You’ve probably noticed that we Czechs belong, at first glance, to the more frowning, gloomier part of humanity. We’re used to it ourselves, but when a foreigner arrives, it’s one of the first things that strikes them. Instead of smiling hosts, they encounter absent and expressionless faces on Prague streets. For cultures where the social convention is at least enough of a smile to show teeth, Czech poker face comes across as hostile. Things are so bad with our facial expressions that we’ve even adopted rituals to help us trick our own unfriendly appearance. For example, you enter a doctor’s waiting room, you look surly as usual, others look grumpy too, so what do you do? Even though you don’t know anyone in the waiting room, you greet everyone out loud. You signal that behind that scowl is still a fairly normal person. I even have a theory that our love of dogs arose from the need to break through the icy crust on our faces. Unlike us, dogs have a genetically encoded ability to look practically constantly in love—in love with us or with anyone we meet during walks.

Next to Czechs, a foreigner, especially a Brit or American, appears as a master of gestures. Their manly baritone like from a movie trailer rises three octaves higher in a moment when the surprised foreigner squeaks “I can’t believe it?!” And an American woman, conversely, ends sentences with a deep bubbling sound of vocal fry to momentarily deny the conventions of the female role. Next to a Czech, an Anglo-Saxon acts like a Shakespearean actor who descended from the stage to graciously chat with a nervous Czech fan. But Czech fans of the Anglo-Saxon acting school are sometimes puzzled by the vocabulary of Western charismatics. As long as people here didn’t understand English, they expected beautiful songs to contain interesting metaphors and generally colorful vocabulary.

Czech has a narrower vocabulary than today’s English, but thanks to word modifiability, it allows speakers to express their feelings. The more emotional relationship people have to an object, the more emotionally colored word variants Czech offers. We could find a palette of derivatives from the word sun or, for example, from the word beer (pivko, pivenko, pivíčko, pivson, pívo, etc.). The lightness of unaspirative pivko with a buddy is far from the shameful guzzling of pívo with cronies. Love for small human happiness with pivíčko differs from something like beer tasting. We can also express that our love of beer leads us to discover beer novelties but is dismissive of beer snobbery, for example through the word alíčko (ale).

Pivo -> Beer
Pivko -> Beer
Pivečko -> Beer
Pivíčko -> Beer
Pívo -> Beer
Pivínko -> Beer
Pivánko -> Beer
Pivítko -> Beer
Pívko -> Beer

We don’t work with theatrical gestures because we express our emotions with words. We adjust words according to our mood. We create our individual language that captures our life attitude. Our subtle choices of diminutives and less formal forms allow us to self-express through ordinary language. We use our language similarly to a distinctive style of dressing.

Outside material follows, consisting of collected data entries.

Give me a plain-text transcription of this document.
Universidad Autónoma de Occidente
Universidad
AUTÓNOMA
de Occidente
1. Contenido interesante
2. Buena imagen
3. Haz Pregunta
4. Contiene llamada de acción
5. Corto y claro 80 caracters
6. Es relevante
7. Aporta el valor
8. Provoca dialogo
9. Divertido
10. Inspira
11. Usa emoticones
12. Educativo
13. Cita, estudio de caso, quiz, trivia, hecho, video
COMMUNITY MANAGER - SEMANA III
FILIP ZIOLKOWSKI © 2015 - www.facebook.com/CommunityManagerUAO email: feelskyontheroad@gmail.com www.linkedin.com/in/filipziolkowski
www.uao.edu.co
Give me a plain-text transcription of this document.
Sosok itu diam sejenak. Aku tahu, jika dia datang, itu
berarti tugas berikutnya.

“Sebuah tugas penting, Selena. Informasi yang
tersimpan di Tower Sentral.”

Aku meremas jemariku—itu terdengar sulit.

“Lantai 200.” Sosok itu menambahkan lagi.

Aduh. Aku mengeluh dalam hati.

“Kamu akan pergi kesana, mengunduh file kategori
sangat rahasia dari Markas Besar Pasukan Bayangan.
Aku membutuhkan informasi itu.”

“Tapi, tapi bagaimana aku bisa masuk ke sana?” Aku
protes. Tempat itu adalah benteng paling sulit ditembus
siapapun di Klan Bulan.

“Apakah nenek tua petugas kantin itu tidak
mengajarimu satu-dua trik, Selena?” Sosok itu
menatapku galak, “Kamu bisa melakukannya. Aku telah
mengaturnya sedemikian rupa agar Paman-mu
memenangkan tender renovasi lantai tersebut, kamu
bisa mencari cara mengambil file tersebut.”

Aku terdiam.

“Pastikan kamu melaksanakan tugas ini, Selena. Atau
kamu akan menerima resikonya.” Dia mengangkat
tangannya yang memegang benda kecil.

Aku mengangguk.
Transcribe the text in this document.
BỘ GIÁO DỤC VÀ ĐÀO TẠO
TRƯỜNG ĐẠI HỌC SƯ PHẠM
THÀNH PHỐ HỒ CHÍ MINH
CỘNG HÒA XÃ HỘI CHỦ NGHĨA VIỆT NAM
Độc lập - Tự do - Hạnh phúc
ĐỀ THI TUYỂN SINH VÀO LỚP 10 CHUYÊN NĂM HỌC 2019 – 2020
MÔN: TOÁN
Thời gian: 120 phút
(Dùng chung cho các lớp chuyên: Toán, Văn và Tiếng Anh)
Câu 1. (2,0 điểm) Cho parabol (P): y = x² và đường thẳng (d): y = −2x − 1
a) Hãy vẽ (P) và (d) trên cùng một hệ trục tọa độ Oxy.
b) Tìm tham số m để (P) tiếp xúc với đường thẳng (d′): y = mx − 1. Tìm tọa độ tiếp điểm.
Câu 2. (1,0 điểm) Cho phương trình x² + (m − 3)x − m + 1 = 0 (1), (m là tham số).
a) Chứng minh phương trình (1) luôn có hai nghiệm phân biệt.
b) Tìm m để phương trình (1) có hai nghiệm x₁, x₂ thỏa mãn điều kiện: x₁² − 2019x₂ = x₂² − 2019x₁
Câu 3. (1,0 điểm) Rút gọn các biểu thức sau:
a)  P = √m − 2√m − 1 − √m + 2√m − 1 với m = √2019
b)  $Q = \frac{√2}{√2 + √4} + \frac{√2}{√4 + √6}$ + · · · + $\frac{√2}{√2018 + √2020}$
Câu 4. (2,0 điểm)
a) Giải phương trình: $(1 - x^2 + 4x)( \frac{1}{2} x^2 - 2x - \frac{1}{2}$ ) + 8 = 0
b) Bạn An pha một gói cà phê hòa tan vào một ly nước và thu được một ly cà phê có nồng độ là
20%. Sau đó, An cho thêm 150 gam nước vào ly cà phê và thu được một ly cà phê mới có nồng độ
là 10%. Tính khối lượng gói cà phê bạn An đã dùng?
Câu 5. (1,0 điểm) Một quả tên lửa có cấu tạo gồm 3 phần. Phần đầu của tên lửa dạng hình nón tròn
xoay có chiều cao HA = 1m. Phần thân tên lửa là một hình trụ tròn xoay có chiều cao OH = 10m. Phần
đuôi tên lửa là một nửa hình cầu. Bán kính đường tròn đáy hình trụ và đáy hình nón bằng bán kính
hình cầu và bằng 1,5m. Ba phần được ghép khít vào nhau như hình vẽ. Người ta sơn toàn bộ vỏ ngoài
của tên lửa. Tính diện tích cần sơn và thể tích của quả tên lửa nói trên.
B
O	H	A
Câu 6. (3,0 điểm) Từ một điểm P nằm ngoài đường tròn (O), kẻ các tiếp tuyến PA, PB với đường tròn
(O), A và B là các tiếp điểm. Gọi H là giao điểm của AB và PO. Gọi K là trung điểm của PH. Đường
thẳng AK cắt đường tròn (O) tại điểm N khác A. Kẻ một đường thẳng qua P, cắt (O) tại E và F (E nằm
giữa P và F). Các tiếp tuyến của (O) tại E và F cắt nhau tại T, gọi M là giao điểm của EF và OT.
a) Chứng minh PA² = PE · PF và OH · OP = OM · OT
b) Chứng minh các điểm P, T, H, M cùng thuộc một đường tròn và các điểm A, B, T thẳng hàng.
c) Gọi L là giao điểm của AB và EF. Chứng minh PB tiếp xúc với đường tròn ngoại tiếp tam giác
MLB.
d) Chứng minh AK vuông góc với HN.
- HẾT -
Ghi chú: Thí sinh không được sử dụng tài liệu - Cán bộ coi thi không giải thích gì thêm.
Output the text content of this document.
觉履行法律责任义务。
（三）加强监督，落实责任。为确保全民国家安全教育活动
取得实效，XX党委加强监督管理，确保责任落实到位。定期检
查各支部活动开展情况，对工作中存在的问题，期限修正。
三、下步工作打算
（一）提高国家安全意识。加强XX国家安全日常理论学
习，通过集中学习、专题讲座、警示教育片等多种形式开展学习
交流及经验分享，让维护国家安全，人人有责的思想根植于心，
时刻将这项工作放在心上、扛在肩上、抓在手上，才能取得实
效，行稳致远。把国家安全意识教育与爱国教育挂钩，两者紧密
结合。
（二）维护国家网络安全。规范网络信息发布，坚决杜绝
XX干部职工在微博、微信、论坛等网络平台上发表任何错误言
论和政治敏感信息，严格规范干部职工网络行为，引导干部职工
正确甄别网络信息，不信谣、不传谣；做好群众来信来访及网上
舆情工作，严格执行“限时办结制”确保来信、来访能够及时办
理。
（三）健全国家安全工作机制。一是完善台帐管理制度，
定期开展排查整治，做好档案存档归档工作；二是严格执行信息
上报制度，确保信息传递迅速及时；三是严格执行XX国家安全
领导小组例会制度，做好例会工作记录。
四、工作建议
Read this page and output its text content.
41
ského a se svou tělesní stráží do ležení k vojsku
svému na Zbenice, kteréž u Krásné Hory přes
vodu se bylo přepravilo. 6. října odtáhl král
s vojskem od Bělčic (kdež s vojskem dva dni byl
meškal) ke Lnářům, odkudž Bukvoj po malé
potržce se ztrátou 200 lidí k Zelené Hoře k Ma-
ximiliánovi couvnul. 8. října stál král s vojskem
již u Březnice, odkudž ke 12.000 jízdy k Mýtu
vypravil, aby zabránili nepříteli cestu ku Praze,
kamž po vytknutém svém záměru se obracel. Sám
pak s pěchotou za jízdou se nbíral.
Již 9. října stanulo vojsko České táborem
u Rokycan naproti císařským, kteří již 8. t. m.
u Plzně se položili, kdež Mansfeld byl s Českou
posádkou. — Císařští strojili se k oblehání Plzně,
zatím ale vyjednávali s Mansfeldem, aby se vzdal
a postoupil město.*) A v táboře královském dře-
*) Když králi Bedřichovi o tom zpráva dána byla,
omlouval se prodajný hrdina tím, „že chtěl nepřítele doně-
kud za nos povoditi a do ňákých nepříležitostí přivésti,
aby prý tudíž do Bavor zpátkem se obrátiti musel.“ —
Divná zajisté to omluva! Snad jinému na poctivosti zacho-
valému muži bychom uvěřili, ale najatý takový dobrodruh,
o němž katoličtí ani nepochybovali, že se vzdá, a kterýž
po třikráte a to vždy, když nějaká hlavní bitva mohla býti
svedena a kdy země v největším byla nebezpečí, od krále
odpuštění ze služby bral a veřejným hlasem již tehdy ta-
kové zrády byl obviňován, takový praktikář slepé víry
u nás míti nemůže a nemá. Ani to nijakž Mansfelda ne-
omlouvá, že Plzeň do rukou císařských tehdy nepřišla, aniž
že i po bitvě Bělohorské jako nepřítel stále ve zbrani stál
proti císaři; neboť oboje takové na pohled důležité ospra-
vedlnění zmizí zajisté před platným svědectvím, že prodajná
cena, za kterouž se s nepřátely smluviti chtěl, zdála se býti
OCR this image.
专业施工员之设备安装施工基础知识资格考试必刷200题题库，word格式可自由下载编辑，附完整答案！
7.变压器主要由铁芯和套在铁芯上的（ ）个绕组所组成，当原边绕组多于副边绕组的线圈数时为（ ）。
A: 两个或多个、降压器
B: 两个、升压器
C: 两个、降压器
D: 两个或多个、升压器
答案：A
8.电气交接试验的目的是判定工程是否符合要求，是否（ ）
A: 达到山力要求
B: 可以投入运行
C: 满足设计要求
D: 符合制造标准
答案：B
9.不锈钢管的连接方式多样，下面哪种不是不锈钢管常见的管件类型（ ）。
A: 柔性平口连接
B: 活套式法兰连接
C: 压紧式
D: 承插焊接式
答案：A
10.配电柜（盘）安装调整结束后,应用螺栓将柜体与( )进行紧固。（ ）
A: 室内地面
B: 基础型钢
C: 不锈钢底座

Because English uses a relatively basic vocabulary in everyday conversation, speakers must express emotional nuances differently. So instead of complexly describing an emotional relationship to an object, they simply act it out. Emotional tone cannot be expressed through word modification, so speakers communicate through small theatrical performances. Even Italians explain their sense for gestural expression through the need to use basic language. As foreigners from across the Mediterranean gathered on the Italian Peninsula for centuries, a gesture system developed that allows expressing everything human even with basic knowledge of Latin or Italian.

We are shy poets in twilight, while global spotlights illuminate professional actors. When the corporate mother from London orders that emotions in advertising be delivered through expressive acting performance, Czech viewers are deprived of the experience. They need to hear a catchphrase or interesting word they could add to their expressive vocabulary.